Man spürt es geradezu im Gespräch mit ihm, daß man es gar nicht mit ihm selbst, mit ihm persönlich, sondern mit über ihn mächtig gewordenen Schlagworten, Parolen etc. zu tun hat. Er ist in einem Banne, er ist verblendet, er ist in seinem eigenen Wesen mißbraucht, mißhandelt. So zum willenlosen Instrument geworden, wird der Dumme auch zu allem Bösen fähig sein und zugleich unfähig, dies als Böses zu erkennen. 7
Dietrich Bonhoeffer
Die Dummheit erleichtert den Prozess der Eroberung der Gesellschaft durch rückgratlose, böse Kräfte. Es wird ein Narrativ geschaffen, das einfache Erklärungen für komplexe Probleme bereithält und sowohl Lösungen als auch Sündenböcke anbietet. Wer dieser Erzählung nicht anhängt, wird zum anderen, zum Feind, der irgendwann zur Rechenschaft gezogen wird.
Die Dummheit unserer Zeit #
Im 21. Jahrhundert entfaltet sich dieses Versagen des menschlichen Geistes immer weiter. So führten im ersten Jahrzehnt kognitive Verzerrungen etwa zu wirtschaftlichen Blasen, die im weltweiten Wirtschaftscrash von 2008 gipfelten. Im zweiten und dritten Jahrzehnt erleben wir, dass Demokratien auf der ganzen Welt immer mehr geschwächt werden und lauten Akteuren stärker Gehör geschenkt wird.
Sie ist eine besondere Form der Einwirkung geschichtlicher Umstände auf den Menschen, eine psychologische Begleiterscheinung bestimmter äußerer Verhältnisse. Bei genauerem Zusehen zeigt sich, daß jede starke äußere Machtentfaltung, sei sie politischer oder religiöser Art, einen großen Teil der Menschen mit Dummheit schlägt. 8
Dietrich Bonhoeffer
Genau das ließ sich etwa bei Pro-Trump-Kundgebungen beobachten, die zu einem brutalen Sturm auf das Kapitol in Washington führten. 9 Oder auch hier in Deutschland als im August 2020 auf einer Demo in Berlin dazu aufgerufen wurde, sich „unser Haus“ zurückzuholen 10 – gemeint war das Reichstagsgebäude. Wir sahen es in den USA bei Black-Lives-Matter-Protesten, die in mutwillige Plünderungen ausarteten. 11 Wir begegnen ihr jeden Tag in den Filterblasen der sozialen Netzwerke, die oft ein ungutes Gruppendenken fördern.
Was der Brexit 2016 tatsächlich bedeutete, wusste niemand. Vor allem nicht diejenigen, die ihn unbedingt wollten – behaupte ich zumindest.

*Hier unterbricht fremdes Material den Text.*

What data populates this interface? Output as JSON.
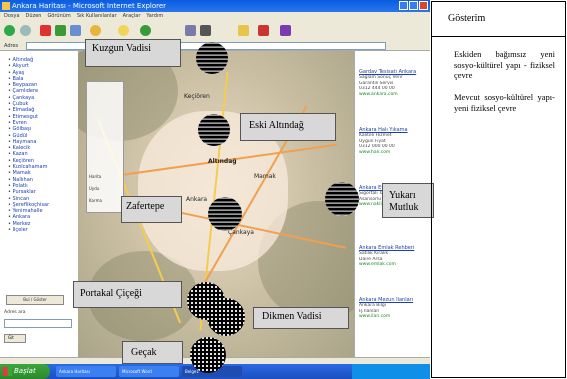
{
  "window": {
    "title": "Ankara Haritası - Microsoft Internet Explorer",
    "menu": [
      "Dosya",
      "Düzen",
      "Görünüm",
      "Sık Kullanılanlar",
      "Araçlar",
      "Yardım"
    ],
    "address_label": "Adres"
  },
  "left_panel": {
    "districts": [
      "Altındağ",
      "Akyurt",
      "Ayaş",
      "Bala",
      "Beypazarı",
      "Çamlıdere",
      "Çankaya",
      "Çubuk",
      "Elmadağ",
      "Etimesgut",
      "Evren",
      "Gölbaşı",
      "Güdül",
      "Haymana",
      "Kalecik",
      "Kazan",
      "Keçiören",
      "Kızılcahamam",
      "Mamak",
      "Nallıhan",
      "Polatlı",
      "Pursaklar",
      "Sincan",
      "Şereflikoçhisar",
      "Yenimahalle",
      "Ankara",
      "Merkez",
      "Ilçeler"
    ],
    "button_label": "Bul / Göster",
    "search_label": "Adres ara",
    "go_label": "Git"
  },
  "map": {
    "center_label": "Altındağ",
    "other_labels": [
      "Ankara",
      "Çankaya",
      "Keçiören",
      "Mamak"
    ],
    "zoom_options": [
      "Harita",
      "Uydu",
      "Karma"
    ]
  },
  "right_panel": {
    "entries": [
      {
        "title": "Gardav Tesisatı Ankara",
        "lines": [
          "Sağlam Sonuç Verir",
          "Garantili Servis",
          "0312 444 00 00"
        ],
        "link": "www.ankara.com"
      },
      {
        "title": "Ankara Halı Yıkama",
        "lines": [
          "Kaliteli Hizmet",
          "Uygun Fiyat",
          "0312 000 00 00"
        ],
        "link": "www.halı.com"
      },
      {
        "title": "Ankara Evden Eve",
        "lines": [
          "Sigortalı Taşıma",
          "Asansörlü Hizmet"
        ],
        "link": "www.nakliyat.com"
      },
      {
        "title": "Ankara Emlak Rehberi",
        "lines": [
          "Satılık Kiralık",
          "Daire Arsa"
        ],
        "link": "www.emlak.com"
      },
      {
        "title": "Ankara Mezun Ilanları",
        "lines": [
          "Ankara Bilgi",
          "İş Ilanları"
        ],
        "link": "www.ilan.com"
      }
    ]
  },
  "taskbar": {
    "start_label": "Başlat",
    "tasks": [
      "Ankara Haritası",
      "Microsoft Word",
      "Belge1"
    ]
  },
  "overlay_labels": {
    "kuzgun": "Kuzgun Vadisi",
    "eski_altindag": "Eski Altındağ",
    "zafertepe": "Zafertepe",
    "yukari_mutluk": "Yukarı Mutluk",
    "portakal": "Portakal Çiçeği",
    "dikmen": "Dikmen Vadisi",
    "gecak": "Geçak"
  },
  "legend": {
    "header": "Gösterim",
    "items": [
      "Eskiden bağımsız yeni sosyo-kültürel yapı - fiziksel çevre",
      "Mevcut sosyo-kültürel yapı- yeni fiziksel çevre"
    ]
  },
  "colors": {
    "xp_blue": "#2a76ee",
    "label_bg": "#d8d8d8",
    "marker_fill": "#000000"
  }
}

Selbst jetzt, wo klar geworden ist, dass der britische Austritt leere Regale, unterbrochene Lieferketten und noch mehr Bürokratie bedeutet, sind die Brexiteers nach wie vor noch nicht in der Realität aufgewacht. Sie halten an denselben Slogans und Sprechchören fest.
Als der Weltuntergang ausblieb (schon wieder) #
Als Leon Festinger in den 1950er-Jahren einen UFO-Kult untersuchte, stieß er auf Dorothy Martin, eine Hausfrau aus Chicago. Die Anführerin der „Seekers“ sagte voraus, die Welt ginge am 21. Dezember 1954 unter. Gehe ich davon aus, dass mich die Mainstream-Medien ehrlich informieren, ist die Welt zwar heute eine andere, aber die Erde gibt es noch immer – die Prophezeiung war falsch. Dennoch glaubten viele Menschen daran und versammelten sich an diesem schicksalhaften Tag in einem unscheinbaren Haus. Dort saßen und warteten sie auf den Jüngsten Tag. Die Stunde des Weltuntergangs schlug, es geschah nichts, ihr Glauben festigte sich dem ungeachtet. 12
Diese Art des Festhaltens spielt sich genauso bei normalen Menschen jeden Tag ab. Ständig werden wir mit Fakten konfrontiert, die beweisen, dass liebgewonnene Überzeugungen gar nicht wahr sind. Doch meistens ignorieren wir sie einfach. In einer Welt, die von Informationen und vermeintlichen Informationen überflutet ist, fällt es immer schwerer, einen Durchblick zu behalten.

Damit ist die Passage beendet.